Ma ne valeva la pena sul serio

Ma ne valeva la pena sul serio? Quell’unico breve momento valeva le sofferenze che ora avrebbe sofferto ogni volta che la ragazza stringeva la piuma? Certo. Sarebbe stato bello poterla rivedere. Ma di certo ora non poteva tornare da lei ogni volta che la desiderava… si era già fortemente indebolito stando sulla Terra per quei pochi istanti. Faceva davvero troppo freddo, ma la luce del sole l’avrebbe ucciso di sicuro e non poteva tornare da lei di giorno.

Intanto i giorni passavano, le settimane, poi i mesi, molto spesso l’Angelo sentiva quella ormai familiare sensazione straziante che gli provocava la piuma, ma presto cercò di non farci più caso, non poteva innamorarsi di un’umana. Avrebbe creato troppi guai. Se un altro Angelo l’avesse scoperto sarebbero potuti nascere problemi anche gravi. Una notte però non resistette all’idea di rivederla. Lei era al solito locale che ballava con delle amiche, non c’era il ragazzo che l’altra volta stava con lei, e lui decise di chiamarla. Subito Vannie corse fuori dal locale per cercare la creatura di cui non sapeva nemmeno il nome. Non riuscì a vederlo, esattamente come la prima volta che l’aveva sentito, ma questa volta sapeva cosa doveva fare; corse al vecchio monastero abbandonato ai confini con il boschetto. Arrivò là con il fiatone e finalmente lo vide. Era lì ai piedi dell’albero sotto il quale l’aveva lasciata tanto tempo prima, era esattamente come se lo ricordava. L’unica cosa che questa volta era riuscita a notare meglio erano le ali: era una notte parecchio illuminata e dalla collinetta si vedevano bene le stelle, che illuminavano parzialmente la figura di Jason. Erano davvero enormi, piumate ali più nere della notte stessa e con i capelli rosso fiamma creavano un contrasto stupendo.

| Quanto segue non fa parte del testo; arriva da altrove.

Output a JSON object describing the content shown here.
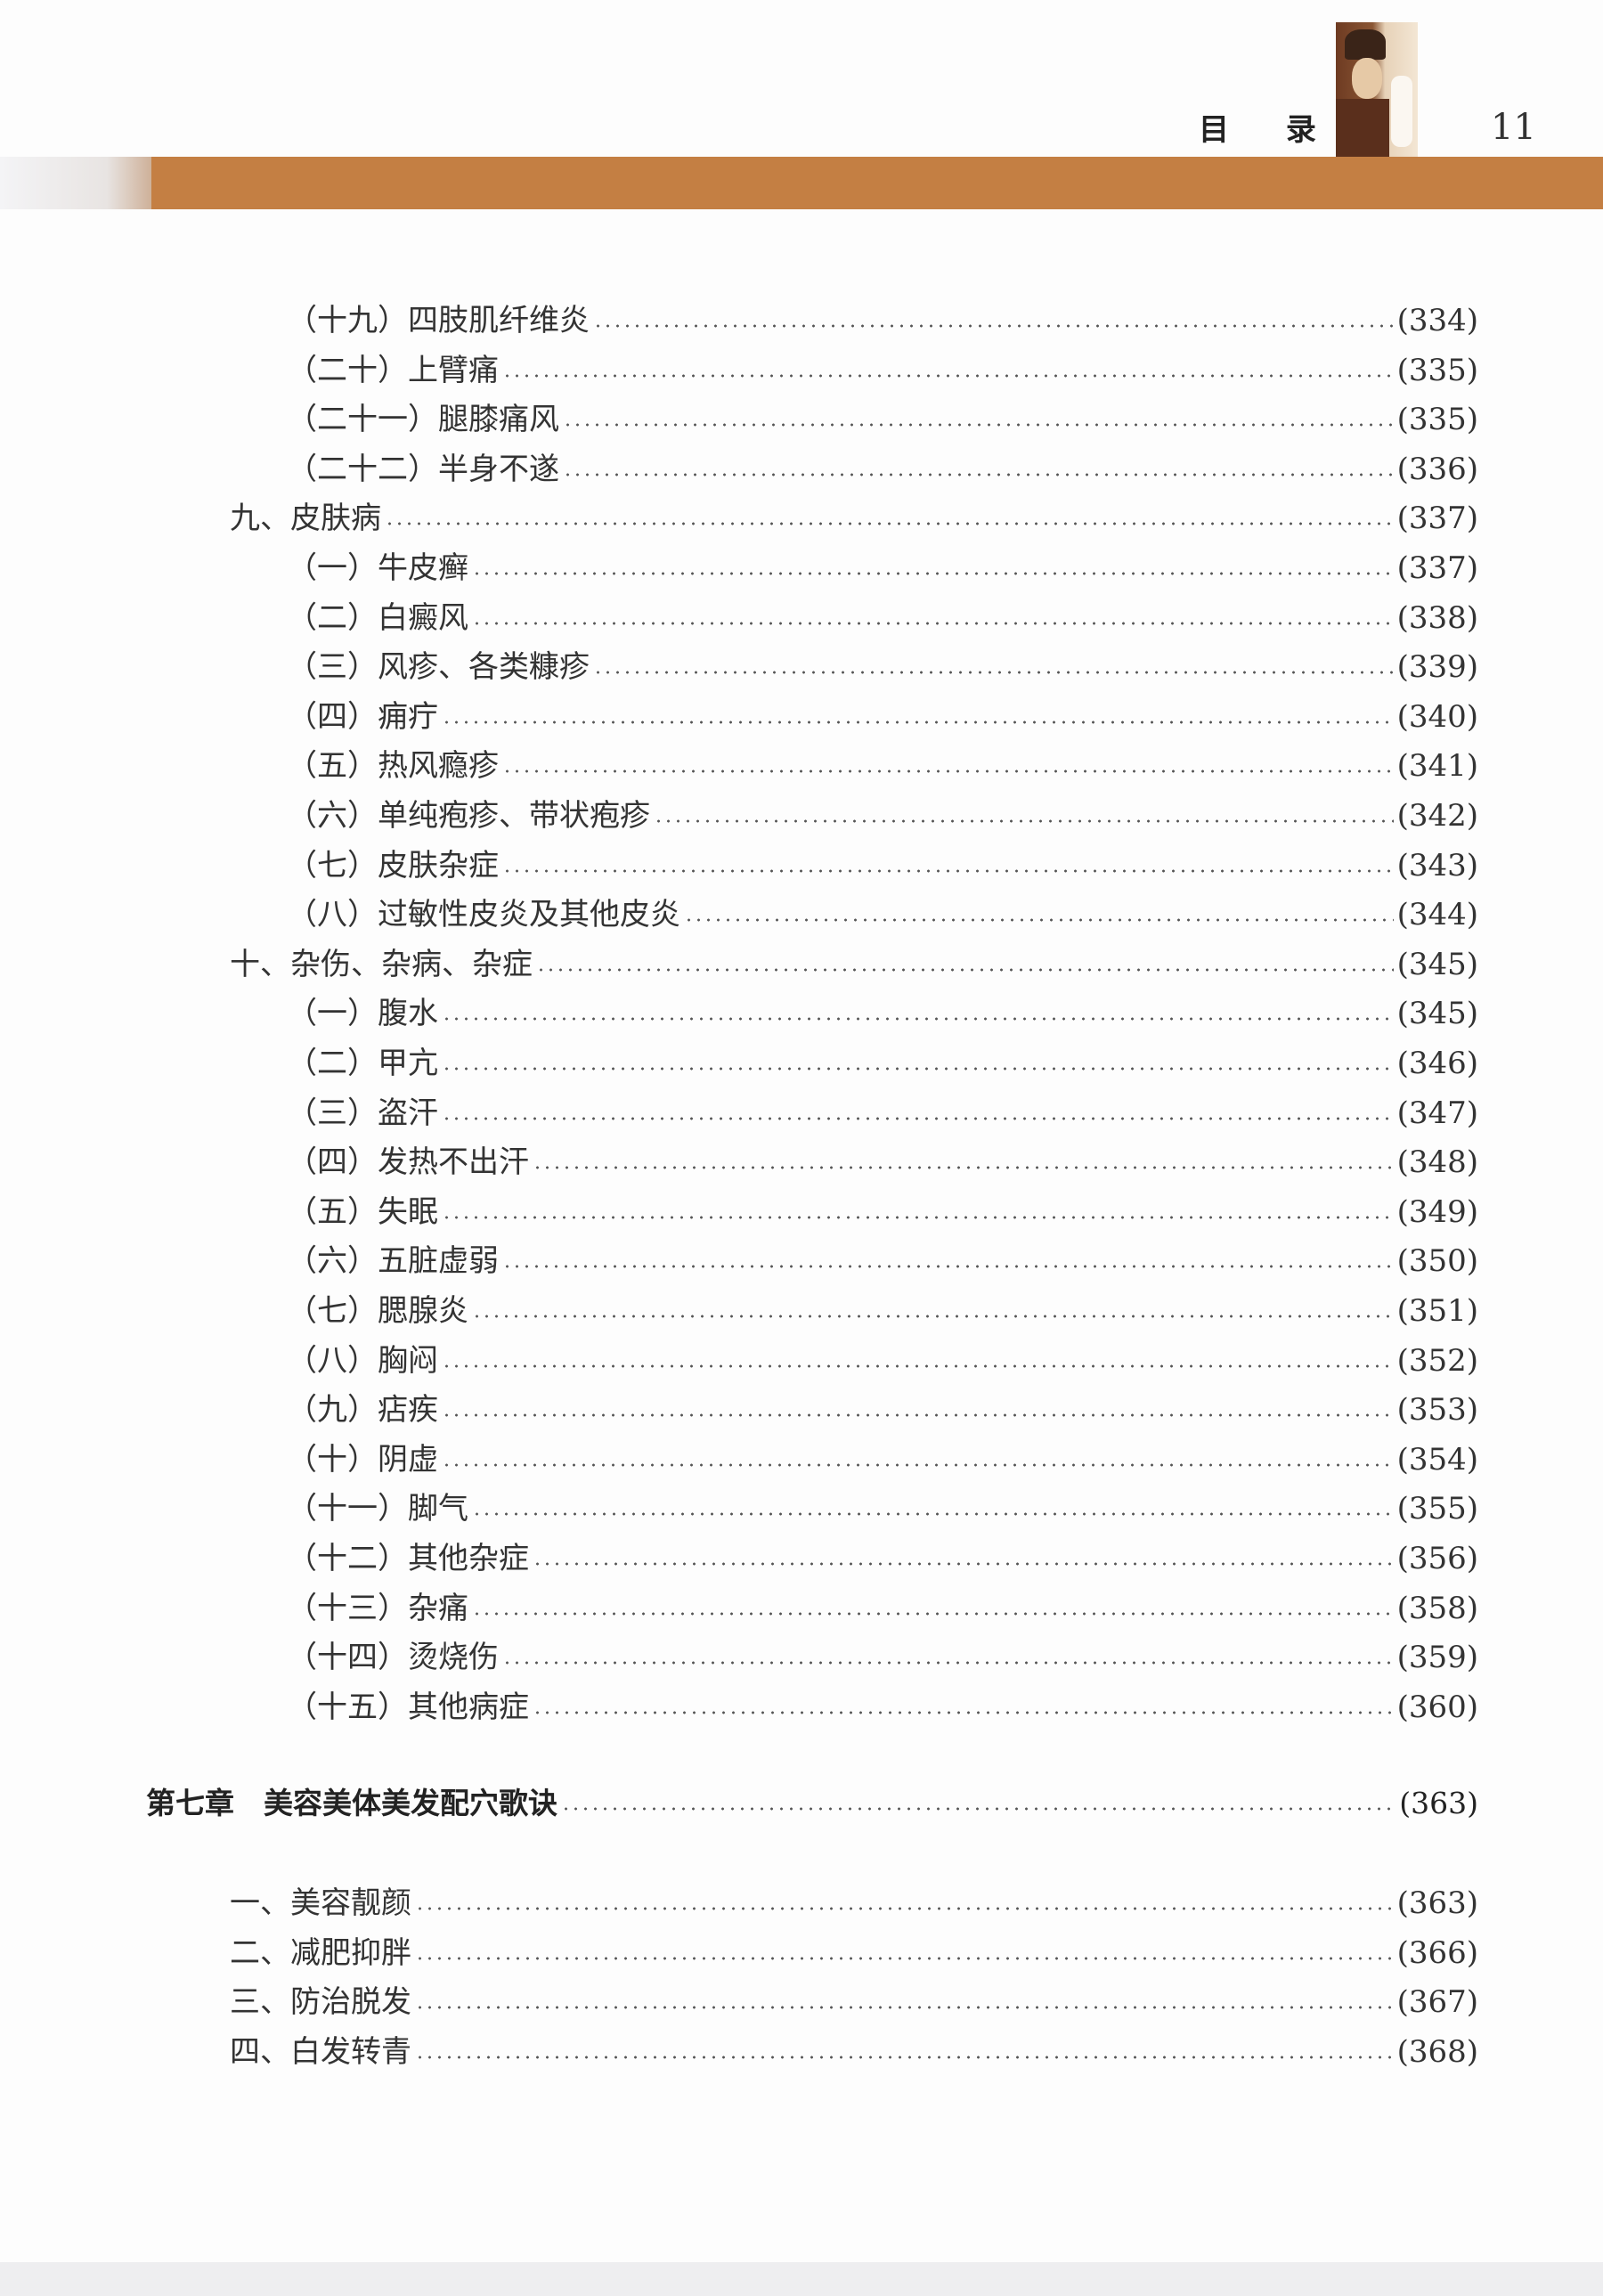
{
  "header": {
    "section_title": "目 录",
    "page_number": "11",
    "band_color": "#c47f43"
  },
  "list_a": [
    {
      "level": 2,
      "label": "（十九）四肢肌纤维炎",
      "page": "(334)"
    },
    {
      "level": 2,
      "label": "（二十）上臂痛",
      "page": "(335)"
    },
    {
      "level": 2,
      "label": "（二十一）腿膝痛风",
      "page": "(335)"
    },
    {
      "level": 2,
      "label": "（二十二）半身不遂",
      "page": "(336)"
    },
    {
      "level": 1,
      "label": "九、皮肤病",
      "page": "(337)"
    },
    {
      "level": 2,
      "label": "（一）牛皮癣",
      "page": "(337)"
    },
    {
      "level": 2,
      "label": "（二）白癜风",
      "page": "(338)"
    },
    {
      "level": 2,
      "label": "（三）风疹、各类糠疹",
      "page": "(339)"
    },
    {
      "level": 2,
      "label": "（四）痈疔",
      "page": "(340)"
    },
    {
      "level": 2,
      "label": "（五）热风瘾疹",
      "page": "(341)"
    },
    {
      "level": 2,
      "label": "（六）单纯疱疹、带状疱疹",
      "page": "(342)"
    },
    {
      "level": 2,
      "label": "（七）皮肤杂症",
      "page": "(343)"
    },
    {
      "level": 2,
      "label": "（八）过敏性皮炎及其他皮炎",
      "page": "(344)"
    },
    {
      "level": 1,
      "label": "十、杂伤、杂病、杂症",
      "page": "(345)"
    },
    {
      "level": 2,
      "label": "（一）腹水",
      "page": "(345)"
    },
    {
      "level": 2,
      "label": "（二）甲亢",
      "page": "(346)"
    },
    {
      "level": 2,
      "label": "（三）盗汗",
      "page": "(347)"
    },
    {
      "level": 2,
      "label": "（四）发热不出汗",
      "page": "(348)"
    },
    {
      "level": 2,
      "label": "（五）失眠",
      "page": "(349)"
    },
    {
      "level": 2,
      "label": "（六）五脏虚弱",
      "page": "(350)"
    },
    {
      "level": 2,
      "label": "（七）腮腺炎",
      "page": "(351)"
    },
    {
      "level": 2,
      "label": "（八）胸闷",
      "page": "(352)"
    },
    {
      "level": 2,
      "label": "（九）痁疾",
      "page": "(353)"
    },
    {
      "level": 2,
      "label": "（十）阴虚",
      "page": "(354)"
    },
    {
      "level": 2,
      "label": "（十一）脚气",
      "page": "(355)"
    },
    {
      "level": 2,
      "label": "（十二）其他杂症",
      "page": "(356)"
    },
    {
      "level": 2,
      "label": "（十三）杂痛",
      "page": "(358)"
    },
    {
      "level": 2,
      "label": "（十四）烫烧伤",
      "page": "(359)"
    },
    {
      "level": 2,
      "label": "（十五）其他病症",
      "page": "(360)"
    }
  ],
  "chapter": {
    "label": "第七章　美容美体美发配穴歌诀",
    "page": "(363)"
  },
  "list_b": [
    {
      "level": 1,
      "label": "一、美容靓颜",
      "page": "(363)"
    },
    {
      "level": 1,
      "label": "二、减肥抑胖",
      "page": "(366)"
    },
    {
      "level": 1,
      "label": "三、防治脱发",
      "page": "(367)"
    },
    {
      "level": 1,
      "label": "四、白发转青",
      "page": "(368)"
    }
  ]
}
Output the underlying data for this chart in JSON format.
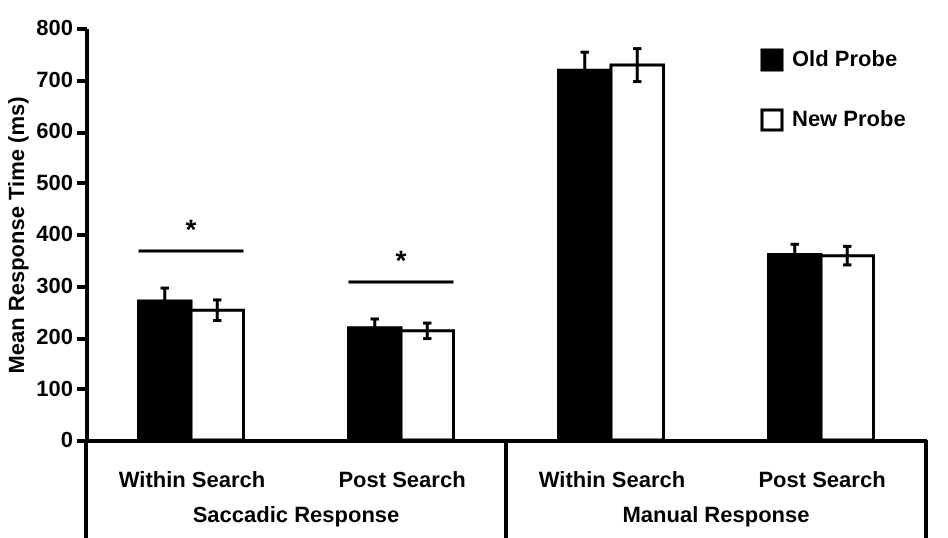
{
  "chart_data": {
    "type": "bar",
    "ylabel": "Mean Response Time (ms)",
    "categories": [
      "Within Search",
      "Post Search",
      "Within Search",
      "Post Search"
    ],
    "series": [
      {
        "name": "Old Probe",
        "color": "#000000",
        "values": [
          270,
          218,
          718,
          360
        ],
        "errors": [
          25,
          17,
          35,
          20
        ]
      },
      {
        "name": "New Probe",
        "color": "#ffffff",
        "values": [
          252,
          212,
          728,
          358
        ],
        "errors": [
          20,
          15,
          32,
          18
        ]
      }
    ],
    "ylim": [
      0,
      800
    ],
    "yticks": [
      0,
      100,
      200,
      300,
      400,
      500,
      600,
      700,
      800
    ],
    "grid": false,
    "legend": "top right",
    "annotations": [
      "*",
      "*",
      "Saccadic Response",
      "Manual Response"
    ]
  }
}
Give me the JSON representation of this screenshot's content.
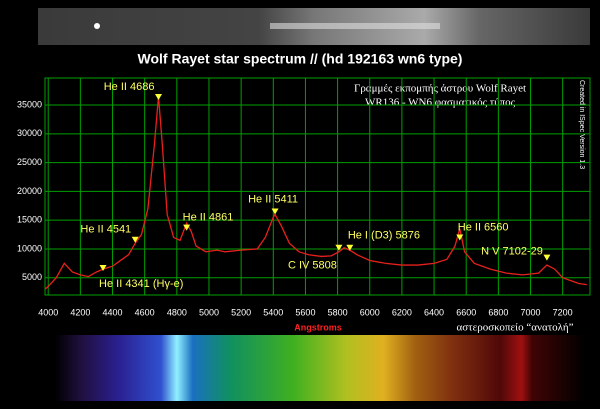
{
  "chart_data": {
    "type": "line",
    "title": "Wolf Rayet star spectrum // (hd 192163 wn6 type)",
    "subtitle_lines": [
      "Γραμμές εκπομπής άστρου Wolf Rayet",
      "WR136 - WN6 φασματικός τύπος"
    ],
    "side_note": "Created in ISpec Version 1.3",
    "x_label": "Angstroms",
    "credit": "αστεροσκοπείο “ανατολή”",
    "x": [
      3980,
      4000,
      4050,
      4100,
      4150,
      4200,
      4250,
      4300,
      4341,
      4400,
      4450,
      4500,
      4541,
      4580,
      4620,
      4660,
      4686,
      4710,
      4740,
      4780,
      4820,
      4861,
      4890,
      4920,
      4980,
      5050,
      5100,
      5200,
      5300,
      5350,
      5400,
      5411,
      5450,
      5500,
      5560,
      5620,
      5700,
      5760,
      5808,
      5840,
      5876,
      5920,
      6000,
      6100,
      6200,
      6300,
      6400,
      6480,
      6530,
      6560,
      6590,
      6650,
      6750,
      6850,
      6950,
      7050,
      7102,
      7150,
      7200,
      7250,
      7300,
      7350
    ],
    "series": [
      {
        "name": "spectrum",
        "color": "#e8201c",
        "values": [
          3000,
          3500,
          5000,
          7500,
          6000,
          5500,
          5200,
          6000,
          6500,
          7000,
          8000,
          9000,
          11000,
          12500,
          17000,
          28000,
          36500,
          28000,
          16000,
          12000,
          11500,
          14500,
          13000,
          10500,
          9500,
          9800,
          9500,
          9800,
          10000,
          12000,
          15500,
          16000,
          14000,
          11000,
          9500,
          9000,
          8700,
          8800,
          9500,
          10200,
          9800,
          9000,
          8000,
          7500,
          7200,
          7200,
          7500,
          8200,
          10500,
          13500,
          9500,
          7500,
          6500,
          5800,
          5500,
          5800,
          7200,
          6500,
          5000,
          4500,
          4000,
          3800
        ]
      }
    ],
    "annotations": [
      {
        "text": "He II 4341 (Hγ-e)",
        "x": 4341,
        "y": 6700
      },
      {
        "text": "He II 4541",
        "x": 4541,
        "y": 11600
      },
      {
        "text": "He II 4686",
        "x": 4686,
        "y": 36400
      },
      {
        "text": "He II 4861",
        "x": 4861,
        "y": 13700
      },
      {
        "text": "He II 5411",
        "x": 5411,
        "y": 16500
      },
      {
        "text": "C IV 5808",
        "x": 5808,
        "y": 10200
      },
      {
        "text": "He I (D3) 5876",
        "x": 5876,
        "y": 10200
      },
      {
        "text": "He II 6560",
        "x": 6560,
        "y": 12000
      },
      {
        "text": "N V 7102-29",
        "x": 7102,
        "y": 8500
      }
    ],
    "xlim": [
      3980,
      7370
    ],
    "ylim": [
      2000,
      39700
    ],
    "xticks": [
      4000,
      4200,
      4400,
      4600,
      4800,
      5000,
      5200,
      5400,
      5600,
      5800,
      6000,
      6200,
      6400,
      6600,
      6800,
      7000,
      7200
    ],
    "yticks": [
      5000,
      10000,
      15000,
      20000,
      25000,
      30000,
      35000
    ],
    "grid": true,
    "grid_color": "#00a000",
    "marker_color": "#ffff33"
  }
}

L’Angelo stava piangendo. A quella vista Vannie stava per svenire; vedere le sue guance perlate, rigate dalle lacrime era una scena troppo straziante per lei. Gli corse incontro e fu avvolta dalle sue ali, come la prima volta che si erano incontrati. Ma questa volta Vannie non si spaventò e si strinse a lui. Esattamente come l’altra volta il contatto con il corpo di lui fu freddissimo e quel gelo la fece rabbrividire.

-Non so nemmeno come ti chiami.

-Jason.

Per parecchio tempo nessuno dei due disse una sola parola. Semplicemente a tutti e due bastava starsene abbracciati, ma il tempo dell’Angelo stava scadendo. Il suo corpo, nonostante fosse a contatto con quello più caldo di lei, si stava raffreddando molto velocemente ed era quasi ora di tornare a “casa”.

-Devo andare.

-Dove? Quando posso rivederti?

-Non lo so…è difficile per venire qua su. Ma spero di tornare presto.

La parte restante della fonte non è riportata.